Par Raymond Pédoussaut
Date de publication originale : 2023 – Albin Michel
Genres : Enquête, thriller
Personnages principaux : Lottie Sandvik, policière dans le Swalbard (Norvège) – Nils Madsen, journaliste à Oslo
Lottie Sandvik est policière à Longyearbyen, la dernière cité avant le pôle Nord. Dans cette ville tranquille, son ordinaire au travail consiste à traiter un vol ou une bagarre de poivrots. Mais ce jour, elle est appelée sur une affaire plus importante : elle doit constater la mort d’une femme attaquée par un ours blanc. La victime est une jeune femme doctorante en biologie arctique. Son corps a été retrouvé près d’un cachalot qui s’est échoué là quelques mois auparavant. On pense qu’elle était en train de faire des prélèvements sur l’animal marin quand l’ours l’a attaquée. Chose étrange : elle n’avait pas de fusil alors que la sécurité impose de porter une arme hors des villes, à cause de la présence des ours dans la région. Lottie ne s’en tient pas aux apparences, elle va creuser cette affaire qui lui paraît bancale.

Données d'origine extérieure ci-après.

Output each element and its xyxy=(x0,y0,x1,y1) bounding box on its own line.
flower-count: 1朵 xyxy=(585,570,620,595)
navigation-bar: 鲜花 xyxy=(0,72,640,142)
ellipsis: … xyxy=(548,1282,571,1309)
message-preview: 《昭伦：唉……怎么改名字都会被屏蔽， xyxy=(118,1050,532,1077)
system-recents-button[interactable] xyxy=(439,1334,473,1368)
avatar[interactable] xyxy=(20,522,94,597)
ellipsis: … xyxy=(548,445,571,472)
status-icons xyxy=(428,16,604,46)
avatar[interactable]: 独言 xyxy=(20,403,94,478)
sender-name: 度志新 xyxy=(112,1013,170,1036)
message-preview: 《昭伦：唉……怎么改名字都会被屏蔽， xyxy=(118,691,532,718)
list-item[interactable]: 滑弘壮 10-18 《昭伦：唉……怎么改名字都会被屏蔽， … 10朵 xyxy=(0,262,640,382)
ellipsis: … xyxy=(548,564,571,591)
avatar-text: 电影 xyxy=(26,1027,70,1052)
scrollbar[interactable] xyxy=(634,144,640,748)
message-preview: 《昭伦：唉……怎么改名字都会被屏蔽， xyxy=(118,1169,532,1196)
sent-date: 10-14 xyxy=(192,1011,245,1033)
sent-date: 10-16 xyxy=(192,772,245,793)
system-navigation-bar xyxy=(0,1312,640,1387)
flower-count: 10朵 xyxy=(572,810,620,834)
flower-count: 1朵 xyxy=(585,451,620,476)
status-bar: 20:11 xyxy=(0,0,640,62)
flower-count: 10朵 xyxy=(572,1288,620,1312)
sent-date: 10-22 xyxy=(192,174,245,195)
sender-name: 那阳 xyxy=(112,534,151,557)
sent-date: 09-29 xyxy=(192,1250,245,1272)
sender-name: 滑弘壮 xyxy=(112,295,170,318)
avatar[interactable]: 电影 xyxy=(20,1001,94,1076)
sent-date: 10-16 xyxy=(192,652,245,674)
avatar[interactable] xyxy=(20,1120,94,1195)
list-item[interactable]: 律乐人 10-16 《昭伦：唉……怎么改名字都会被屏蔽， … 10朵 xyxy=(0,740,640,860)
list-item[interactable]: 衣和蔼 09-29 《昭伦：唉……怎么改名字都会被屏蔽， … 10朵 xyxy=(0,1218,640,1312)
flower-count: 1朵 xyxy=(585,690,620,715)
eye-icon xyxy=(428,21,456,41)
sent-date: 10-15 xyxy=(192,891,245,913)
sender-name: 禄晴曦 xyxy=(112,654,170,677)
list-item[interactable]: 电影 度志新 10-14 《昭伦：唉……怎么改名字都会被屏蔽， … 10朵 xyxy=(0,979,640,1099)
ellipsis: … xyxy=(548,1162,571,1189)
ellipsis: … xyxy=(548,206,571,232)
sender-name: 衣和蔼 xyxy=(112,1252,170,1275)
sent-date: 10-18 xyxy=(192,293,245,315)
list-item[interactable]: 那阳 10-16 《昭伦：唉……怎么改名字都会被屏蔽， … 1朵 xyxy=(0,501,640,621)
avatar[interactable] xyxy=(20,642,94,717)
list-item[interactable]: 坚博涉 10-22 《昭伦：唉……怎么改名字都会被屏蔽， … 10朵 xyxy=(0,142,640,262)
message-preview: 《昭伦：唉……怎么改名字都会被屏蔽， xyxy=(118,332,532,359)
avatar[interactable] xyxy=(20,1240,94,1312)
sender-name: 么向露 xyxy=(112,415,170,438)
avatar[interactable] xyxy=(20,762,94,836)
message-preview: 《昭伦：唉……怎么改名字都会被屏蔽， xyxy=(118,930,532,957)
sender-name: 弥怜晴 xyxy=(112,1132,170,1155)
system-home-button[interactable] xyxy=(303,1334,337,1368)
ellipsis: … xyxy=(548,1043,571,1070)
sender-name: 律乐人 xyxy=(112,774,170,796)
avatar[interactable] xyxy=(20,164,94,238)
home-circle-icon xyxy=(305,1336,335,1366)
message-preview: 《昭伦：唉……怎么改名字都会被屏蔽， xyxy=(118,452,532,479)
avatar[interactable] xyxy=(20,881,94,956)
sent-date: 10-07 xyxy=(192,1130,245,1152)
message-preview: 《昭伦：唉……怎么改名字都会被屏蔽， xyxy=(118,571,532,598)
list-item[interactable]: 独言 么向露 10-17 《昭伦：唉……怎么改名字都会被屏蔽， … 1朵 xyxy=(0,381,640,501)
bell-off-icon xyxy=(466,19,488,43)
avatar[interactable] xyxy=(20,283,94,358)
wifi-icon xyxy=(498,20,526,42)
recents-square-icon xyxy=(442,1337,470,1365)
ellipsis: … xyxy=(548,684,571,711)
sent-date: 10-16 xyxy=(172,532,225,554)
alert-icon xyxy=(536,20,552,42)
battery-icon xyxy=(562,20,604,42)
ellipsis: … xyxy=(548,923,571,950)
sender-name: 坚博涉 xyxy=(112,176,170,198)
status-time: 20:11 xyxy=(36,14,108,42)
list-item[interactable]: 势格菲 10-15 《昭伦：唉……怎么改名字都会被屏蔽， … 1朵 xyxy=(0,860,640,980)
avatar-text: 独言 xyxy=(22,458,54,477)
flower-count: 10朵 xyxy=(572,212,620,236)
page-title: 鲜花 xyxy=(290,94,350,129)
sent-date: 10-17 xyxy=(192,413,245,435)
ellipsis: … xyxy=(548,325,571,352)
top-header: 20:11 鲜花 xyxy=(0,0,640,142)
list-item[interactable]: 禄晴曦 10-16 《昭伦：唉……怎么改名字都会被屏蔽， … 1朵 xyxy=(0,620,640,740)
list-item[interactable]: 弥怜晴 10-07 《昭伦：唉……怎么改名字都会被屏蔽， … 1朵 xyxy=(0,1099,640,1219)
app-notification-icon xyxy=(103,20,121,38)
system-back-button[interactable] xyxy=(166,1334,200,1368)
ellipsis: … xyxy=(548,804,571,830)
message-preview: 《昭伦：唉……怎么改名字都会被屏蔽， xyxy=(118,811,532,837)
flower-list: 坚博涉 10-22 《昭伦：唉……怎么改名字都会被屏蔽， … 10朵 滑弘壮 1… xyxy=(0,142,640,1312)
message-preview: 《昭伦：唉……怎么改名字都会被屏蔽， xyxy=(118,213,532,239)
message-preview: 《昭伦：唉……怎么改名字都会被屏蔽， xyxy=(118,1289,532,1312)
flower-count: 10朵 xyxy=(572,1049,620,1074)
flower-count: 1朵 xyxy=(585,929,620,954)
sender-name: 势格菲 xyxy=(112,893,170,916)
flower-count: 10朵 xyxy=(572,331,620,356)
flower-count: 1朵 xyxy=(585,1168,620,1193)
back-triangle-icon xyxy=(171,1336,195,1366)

Dans les îles Lofoten, à l’hôpital de Tromsø, Nils Madsen reconnaît la dépouille d’Åsa Hagen, avec qui il a travaillé en tant que reporter de guerre. Elle se serait suicidée en se noyant. Elle enquêtait sur la mutilation de mammifères marins et elle s’était fait quelques ennemis, notamment parmi les baleiniers. Nils connaissait très bien Åsa avec qui il a entretenu une relation forte, il ne peut admettre qu’une femme de la trempe d’Åsa se soit donné la mort ainsi. Il va enquêter sur cet étrange suicide.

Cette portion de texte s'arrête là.